You are using a version of the website built for webcrawlers and people whose devices cannot use javascript.
Some functionality will not be available.
Warning: This page is an archive.
General administrative information and links are not current and should not be used.
Contents (2008 - 392)
Poisons and Therapeutic Goods Regulation 2008
Current version for 1 July 2017 to date (accessed 23 November 2017 at 22:17)
Part 3 Division 3 Clause 35
35   Form of prescription
(1)  A prescription for a restricted substance must include the following details:
(a)  the date on which it is issued,
(b)  if the treatment is for:
(i)  a patient—the name and address of the patient, or
(ii)  an animal—the species of animal and the name and address of the animal’s owner, or
(iii)  a patient’s partner and the prescription is for azithromycin for the treatment of chlamydia—the name and email address or mobile phone number of the partner,
(c)  the name, strength (if not readily apparent) and quantity of the substance to be supplied,
(c1)  the route of administration (if not readily apparent) of the substance to be supplied,
(d)  adequate directions for use,
(e)  the maximum number of times the substance may be supplied on the prescription,
(f)  in the case of a prescription for a special restricted substance, the intervals at which the substance may be supplied on the prescription,
(g)  if the prescription is issued at a hospital, the name and designation of the person by whom it is issued and the name, address and telephone number of the hospital,
(h)  if the prescription is issued elsewhere than at a hospital, the name and designation of the person by whom it is issued and the address and telephone number of the premises at which it is issued.

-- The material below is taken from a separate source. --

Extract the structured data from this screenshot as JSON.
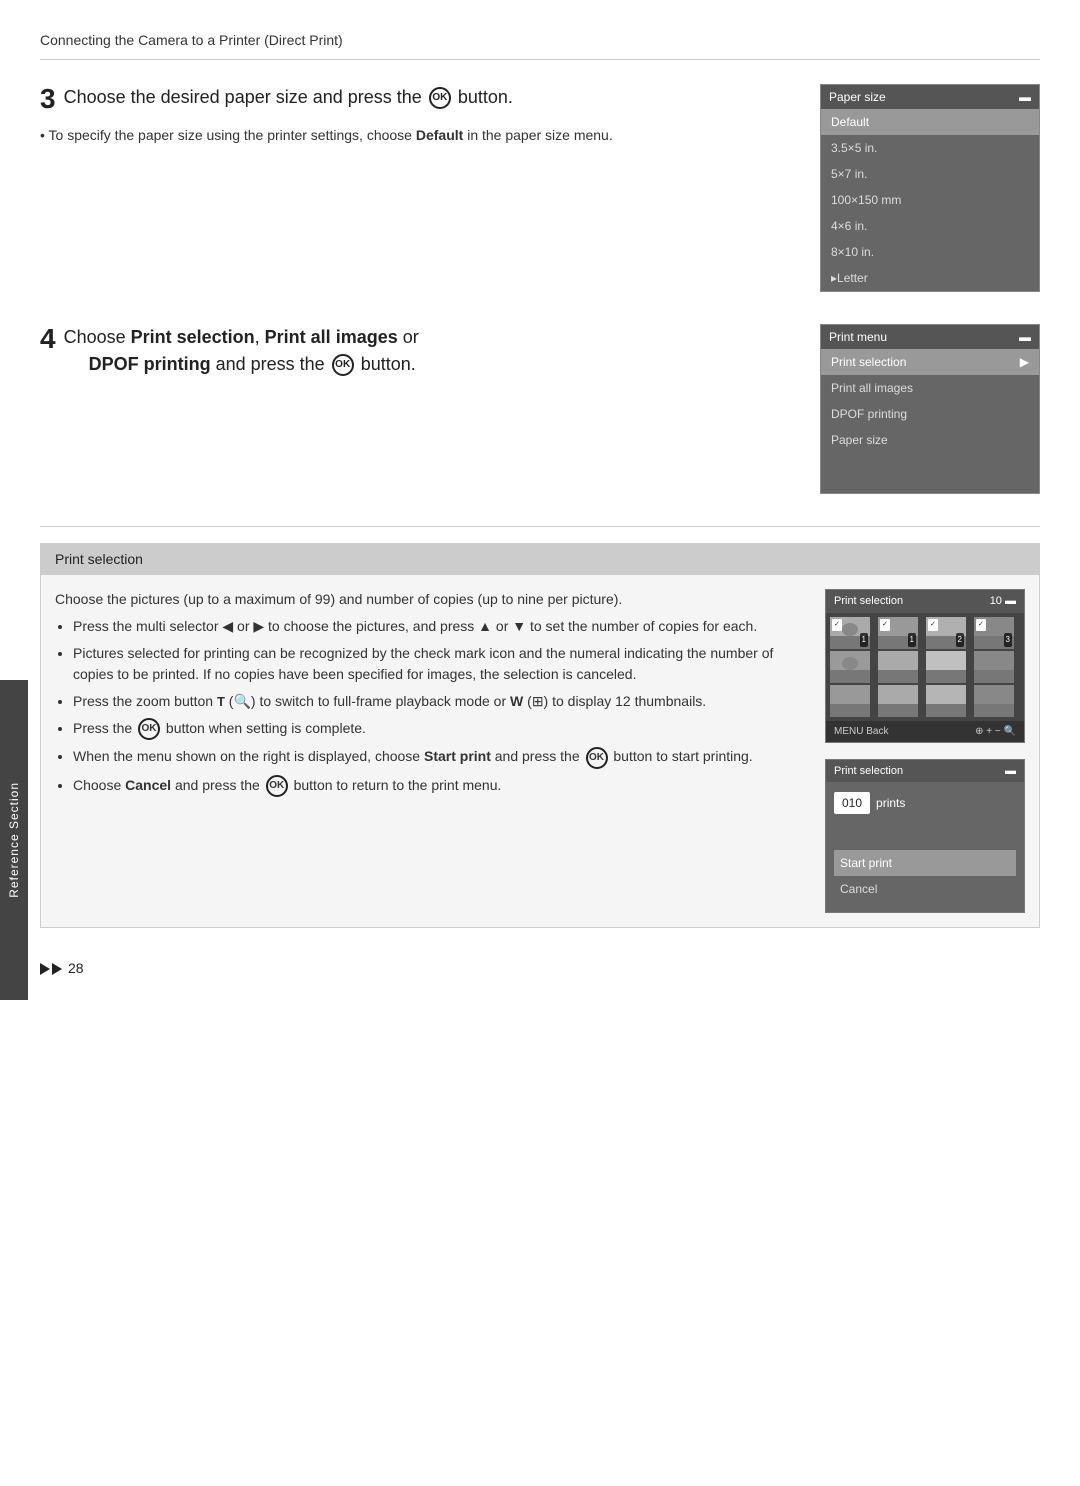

(1A)  As an alternative to complying with subclause (1), a medication chart prescription authorising the supply of a substance that is not a special restricted substance or a substance listed in clause 37 must include the following details:
(a)  the date on which it is issued,
(b)  the name and address of the patient,
(c)  the name and form (if not readily apparent) of the substance to be supplied,
(d)  the strength (if not readily apparent) of the substance to be supplied,
(e)  the route of administration (if not readily apparent) of the substance to be supplied,
(f)  adequate directions for use,
(g)  the frequency or times at which the substance is to be administered or used,
(h)  the period during which the substance is to be used or administered (being a period that ends on a date that is no more than 4 months from the date of first use of the relevant chart for the resident),
(i)  the name and designation of the person by whom it is issued,
(j)  the name, address and telephone number of the relevant residential care facility.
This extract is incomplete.